For instance, consider our sun, which has a rotation period of approximately 24.5 days. If the sun were to collapse, losing 90% of its mass and radius, we can analyze the implications for its new period of rotation. The new mass, denoted as \( m' \), would be 10% of the original mass, and the new radius would also be 10% of the original radius. To find the new period of rotation, we can apply the principle of conservation of angular momentum.

Angular momentum (\( L \)) can be expressed as:

\[ L = I \cdot \omega \]

where \( I \) is the moment of inertia and \( \omega \) is the angular velocity. For a solid sphere, the moment of inertia is given by:

\[ I = \frac{1}{2} m r^2 \]

Since angular velocity (\( \omega \)) is related to the period (\( T \)) by the equation:

\[ \omega = \frac{2\pi}{T} \]

Substituting this into the angular momentum equation, we can express it in terms of the period:

\[ L = \frac{1}{2} m r^2 \cdot \frac{2\pi}{T} \]

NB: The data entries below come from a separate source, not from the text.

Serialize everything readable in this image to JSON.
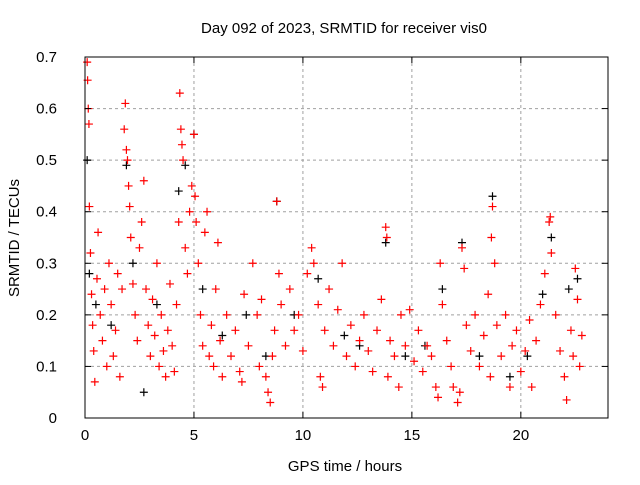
{
  "chart_data": {
    "type": "scatter",
    "title": "Day 092 of 2023, SRMTID for receiver vis0",
    "xlabel": "GPS time / hours",
    "ylabel": "SRMTID / TECUs",
    "xlim": [
      0,
      24
    ],
    "ylim": [
      0,
      0.7
    ],
    "xticks": [
      0,
      5,
      10,
      15,
      20
    ],
    "yticks": [
      0,
      0.1,
      0.2,
      0.3,
      0.4,
      0.5,
      0.6,
      0.7
    ],
    "grid": true,
    "marker": "+",
    "series": [
      {
        "name": "black",
        "color": "#000000",
        "points": [
          [
            0.1,
            0.5
          ],
          [
            0.2,
            0.28
          ],
          [
            0.5,
            0.22
          ],
          [
            1.2,
            0.18
          ],
          [
            1.9,
            0.49
          ],
          [
            2.2,
            0.3
          ],
          [
            2.7,
            0.05
          ],
          [
            3.3,
            0.22
          ],
          [
            4.3,
            0.44
          ],
          [
            4.6,
            0.49
          ],
          [
            5.0,
            0.55
          ],
          [
            5.4,
            0.25
          ],
          [
            6.3,
            0.16
          ],
          [
            7.4,
            0.2
          ],
          [
            8.3,
            0.12
          ],
          [
            8.8,
            0.42
          ],
          [
            9.6,
            0.2
          ],
          [
            10.7,
            0.27
          ],
          [
            11.9,
            0.16
          ],
          [
            12.6,
            0.14
          ],
          [
            13.8,
            0.34
          ],
          [
            14.7,
            0.12
          ],
          [
            15.6,
            0.14
          ],
          [
            16.4,
            0.25
          ],
          [
            17.3,
            0.34
          ],
          [
            18.1,
            0.12
          ],
          [
            18.7,
            0.43
          ],
          [
            19.5,
            0.08
          ],
          [
            20.3,
            0.12
          ],
          [
            21.0,
            0.24
          ],
          [
            21.4,
            0.35
          ],
          [
            22.2,
            0.25
          ],
          [
            22.6,
            0.27
          ]
        ]
      },
      {
        "name": "red",
        "color": "#ff0000",
        "points": [
          [
            0.1,
            0.69
          ],
          [
            0.12,
            0.655
          ],
          [
            0.15,
            0.6
          ],
          [
            0.18,
            0.57
          ],
          [
            0.2,
            0.41
          ],
          [
            0.25,
            0.32
          ],
          [
            0.3,
            0.24
          ],
          [
            0.35,
            0.18
          ],
          [
            0.4,
            0.13
          ],
          [
            0.45,
            0.07
          ],
          [
            0.55,
            0.27
          ],
          [
            0.6,
            0.36
          ],
          [
            0.7,
            0.2
          ],
          [
            0.8,
            0.15
          ],
          [
            0.9,
            0.25
          ],
          [
            1.0,
            0.1
          ],
          [
            1.1,
            0.3
          ],
          [
            1.2,
            0.22
          ],
          [
            1.3,
            0.12
          ],
          [
            1.4,
            0.17
          ],
          [
            1.5,
            0.28
          ],
          [
            1.6,
            0.08
          ],
          [
            1.7,
            0.25
          ],
          [
            1.8,
            0.56
          ],
          [
            1.85,
            0.61
          ],
          [
            1.9,
            0.52
          ],
          [
            1.95,
            0.5
          ],
          [
            2.0,
            0.45
          ],
          [
            2.05,
            0.41
          ],
          [
            2.1,
            0.35
          ],
          [
            2.2,
            0.26
          ],
          [
            2.3,
            0.2
          ],
          [
            2.4,
            0.15
          ],
          [
            2.5,
            0.33
          ],
          [
            2.6,
            0.38
          ],
          [
            2.7,
            0.46
          ],
          [
            2.8,
            0.25
          ],
          [
            2.9,
            0.18
          ],
          [
            3.0,
            0.12
          ],
          [
            3.1,
            0.23
          ],
          [
            3.2,
            0.16
          ],
          [
            3.3,
            0.3
          ],
          [
            3.4,
            0.1
          ],
          [
            3.5,
            0.2
          ],
          [
            3.6,
            0.13
          ],
          [
            3.7,
            0.08
          ],
          [
            3.8,
            0.17
          ],
          [
            3.9,
            0.26
          ],
          [
            4.0,
            0.14
          ],
          [
            4.1,
            0.09
          ],
          [
            4.2,
            0.22
          ],
          [
            4.3,
            0.38
          ],
          [
            4.35,
            0.63
          ],
          [
            4.4,
            0.56
          ],
          [
            4.45,
            0.53
          ],
          [
            4.5,
            0.5
          ],
          [
            4.6,
            0.33
          ],
          [
            4.7,
            0.28
          ],
          [
            4.8,
            0.4
          ],
          [
            4.9,
            0.45
          ],
          [
            5.0,
            0.55
          ],
          [
            5.05,
            0.43
          ],
          [
            5.1,
            0.38
          ],
          [
            5.2,
            0.3
          ],
          [
            5.3,
            0.2
          ],
          [
            5.4,
            0.14
          ],
          [
            5.5,
            0.36
          ],
          [
            5.6,
            0.4
          ],
          [
            5.7,
            0.12
          ],
          [
            5.8,
            0.18
          ],
          [
            5.9,
            0.1
          ],
          [
            6.0,
            0.25
          ],
          [
            6.1,
            0.34
          ],
          [
            6.2,
            0.15
          ],
          [
            6.3,
            0.08
          ],
          [
            6.5,
            0.2
          ],
          [
            6.7,
            0.12
          ],
          [
            6.9,
            0.17
          ],
          [
            7.1,
            0.09
          ],
          [
            7.2,
            0.07
          ],
          [
            7.3,
            0.24
          ],
          [
            7.5,
            0.14
          ],
          [
            7.7,
            0.3
          ],
          [
            7.9,
            0.2
          ],
          [
            8.0,
            0.1
          ],
          [
            8.1,
            0.23
          ],
          [
            8.3,
            0.08
          ],
          [
            8.4,
            0.05
          ],
          [
            8.5,
            0.03
          ],
          [
            8.6,
            0.12
          ],
          [
            8.7,
            0.17
          ],
          [
            8.8,
            0.42
          ],
          [
            8.9,
            0.28
          ],
          [
            9.0,
            0.22
          ],
          [
            9.2,
            0.14
          ],
          [
            9.4,
            0.25
          ],
          [
            9.6,
            0.17
          ],
          [
            9.8,
            0.2
          ],
          [
            10.0,
            0.13
          ],
          [
            10.2,
            0.28
          ],
          [
            10.4,
            0.33
          ],
          [
            10.5,
            0.3
          ],
          [
            10.7,
            0.22
          ],
          [
            10.8,
            0.08
          ],
          [
            10.9,
            0.06
          ],
          [
            11.0,
            0.17
          ],
          [
            11.2,
            0.25
          ],
          [
            11.4,
            0.14
          ],
          [
            11.6,
            0.21
          ],
          [
            11.8,
            0.3
          ],
          [
            12.0,
            0.12
          ],
          [
            12.2,
            0.18
          ],
          [
            12.4,
            0.1
          ],
          [
            12.6,
            0.15
          ],
          [
            12.8,
            0.2
          ],
          [
            13.0,
            0.13
          ],
          [
            13.2,
            0.09
          ],
          [
            13.4,
            0.17
          ],
          [
            13.6,
            0.23
          ],
          [
            13.8,
            0.37
          ],
          [
            13.85,
            0.35
          ],
          [
            13.9,
            0.08
          ],
          [
            14.0,
            0.15
          ],
          [
            14.2,
            0.12
          ],
          [
            14.4,
            0.06
          ],
          [
            14.5,
            0.2
          ],
          [
            14.7,
            0.14
          ],
          [
            14.9,
            0.21
          ],
          [
            15.1,
            0.11
          ],
          [
            15.3,
            0.17
          ],
          [
            15.5,
            0.09
          ],
          [
            15.7,
            0.14
          ],
          [
            15.9,
            0.12
          ],
          [
            16.1,
            0.06
          ],
          [
            16.2,
            0.04
          ],
          [
            16.3,
            0.3
          ],
          [
            16.4,
            0.22
          ],
          [
            16.6,
            0.15
          ],
          [
            16.8,
            0.1
          ],
          [
            16.9,
            0.06
          ],
          [
            17.1,
            0.03
          ],
          [
            17.2,
            0.05
          ],
          [
            17.3,
            0.33
          ],
          [
            17.4,
            0.29
          ],
          [
            17.5,
            0.18
          ],
          [
            17.7,
            0.13
          ],
          [
            17.9,
            0.2
          ],
          [
            18.1,
            0.1
          ],
          [
            18.3,
            0.16
          ],
          [
            18.5,
            0.24
          ],
          [
            18.6,
            0.08
          ],
          [
            18.65,
            0.35
          ],
          [
            18.7,
            0.41
          ],
          [
            18.8,
            0.3
          ],
          [
            18.9,
            0.18
          ],
          [
            19.1,
            0.12
          ],
          [
            19.3,
            0.2
          ],
          [
            19.5,
            0.06
          ],
          [
            19.6,
            0.14
          ],
          [
            19.8,
            0.17
          ],
          [
            20.0,
            0.09
          ],
          [
            20.2,
            0.13
          ],
          [
            20.4,
            0.19
          ],
          [
            20.5,
            0.06
          ],
          [
            20.7,
            0.15
          ],
          [
            20.9,
            0.22
          ],
          [
            21.1,
            0.28
          ],
          [
            21.3,
            0.38
          ],
          [
            21.35,
            0.39
          ],
          [
            21.4,
            0.32
          ],
          [
            21.6,
            0.2
          ],
          [
            21.8,
            0.13
          ],
          [
            22.0,
            0.08
          ],
          [
            22.1,
            0.035
          ],
          [
            22.3,
            0.17
          ],
          [
            22.4,
            0.12
          ],
          [
            22.5,
            0.29
          ],
          [
            22.6,
            0.23
          ],
          [
            22.7,
            0.1
          ],
          [
            22.8,
            0.16
          ]
        ]
      }
    ]
  }
}
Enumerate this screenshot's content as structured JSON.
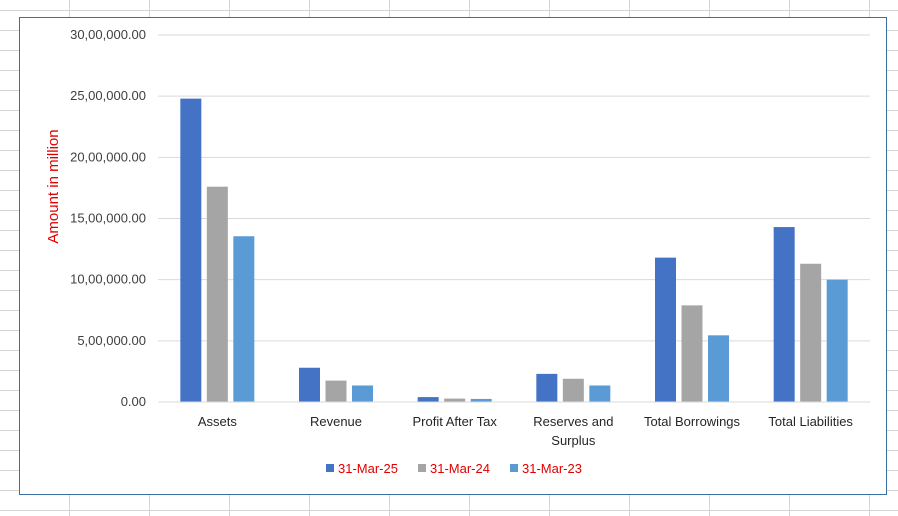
{
  "chart_data": {
    "type": "bar",
    "title": "",
    "xlabel": "",
    "ylabel": "Amount in million",
    "ylim": [
      0,
      3000000
    ],
    "yticks": [
      0,
      500000,
      1000000,
      1500000,
      2000000,
      2500000,
      3000000
    ],
    "ytick_labels": [
      "0.00",
      "5,00,000.00",
      "10,00,000.00",
      "15,00,000.00",
      "20,00,000.00",
      "25,00,000.00",
      "30,00,000.00"
    ],
    "grid": true,
    "legend_position": "bottom",
    "categories": [
      "Assets",
      "Revenue",
      "Profit After Tax",
      "Reserves and Surplus",
      "Total Borrowings",
      "Total Liabilities"
    ],
    "category_lines": [
      [
        "Assets"
      ],
      [
        "Revenue"
      ],
      [
        "Profit After Tax"
      ],
      [
        "Reserves and",
        "Surplus"
      ],
      [
        "Total Borrowings"
      ],
      [
        "Total Liabilities"
      ]
    ],
    "series": [
      {
        "name": "31-Mar-25",
        "color": "#4472c4",
        "values": [
          2480000,
          280000,
          40000,
          230000,
          1180000,
          1430000
        ]
      },
      {
        "name": "31-Mar-24",
        "color": "#a5a5a5",
        "values": [
          1760000,
          175000,
          28000,
          190000,
          790000,
          1130000
        ]
      },
      {
        "name": "31-Mar-23",
        "color": "#5b9bd5",
        "values": [
          1355000,
          135000,
          25000,
          135000,
          545000,
          1000000
        ]
      }
    ]
  }
}
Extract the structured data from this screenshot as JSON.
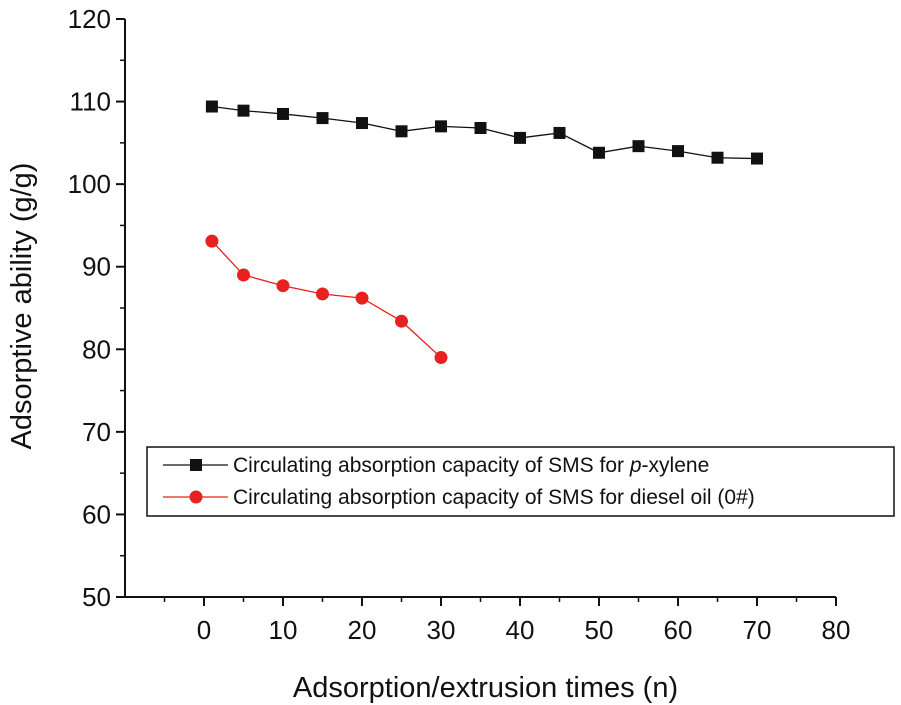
{
  "chart_data": {
    "type": "line",
    "title": "",
    "xlabel": "Adsorption/extrusion times (n)",
    "ylabel": "Adsorptive ability (g/g)",
    "xlim": [
      -10,
      80
    ],
    "ylim": [
      50,
      120
    ],
    "xticks": [
      0,
      10,
      20,
      30,
      40,
      50,
      60,
      70,
      80
    ],
    "yticks": [
      50,
      60,
      70,
      80,
      90,
      100,
      110,
      120
    ],
    "grid": false,
    "legend_position": "inside-lower",
    "series": [
      {
        "name": "Circulating absorption capacity of SMS for p-xylene",
        "name_prefix": "Circulating absorption capacity of SMS for ",
        "name_italic": "p",
        "name_suffix": "-xylene",
        "marker": "square",
        "color": "#111111",
        "x": [
          1,
          5,
          10,
          15,
          20,
          25,
          30,
          35,
          40,
          45,
          50,
          55,
          60,
          65,
          70
        ],
        "values": [
          109.4,
          108.9,
          108.5,
          108.0,
          107.4,
          106.4,
          107.0,
          106.8,
          105.6,
          106.2,
          103.8,
          104.6,
          104.0,
          103.2,
          103.1
        ]
      },
      {
        "name": "Circulating absorption capacity of SMS for diesel oil (0#)",
        "marker": "circle",
        "color": "#e8201f",
        "x": [
          1,
          5,
          10,
          15,
          20,
          25,
          30
        ],
        "values": [
          93.1,
          89.0,
          87.7,
          86.7,
          86.2,
          83.4,
          79.0
        ]
      }
    ]
  }
}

When the star collapses, both mass and radius decrease, leading to a new angular momentum equation. The initial angular momentum can be set equal to the final angular momentum, allowing us to analyze the proportional changes. The mass and radius decrease by a factor of 0.1, and since the radius is squared in the moment of inertia formula, the effective change in angular momentum results in a factor of \( 0.1^3 = 0.001 \). This indicates that the angular momentum decreases by a factor of 1000.

Consequently, to maintain conservation of angular momentum, the period of rotation must increase by a factor of 1000. Thus, the new period of rotation can be calculated as:

\[ T' = \frac{1}{1000} T \]

Substituting the initial period of 24.5 days, we find:

\[ T' = \frac{24.5 \text{ days}}{1000} \approx 0.0245 \text{ days} \]

To convert this into minutes, we multiply by the number of hours in a day (24) and then by the number of minutes in an hour (60):

\[ T' \approx 0.0245 \times 24 \times 60 \approx 35 \text{ minutes} \]

This calculation reveals that after the sun collapses, it would complete a full rotation in approximately 35 minutes, illustrating the dramatic effects of gravitational collapse on a star's rotational dynamics.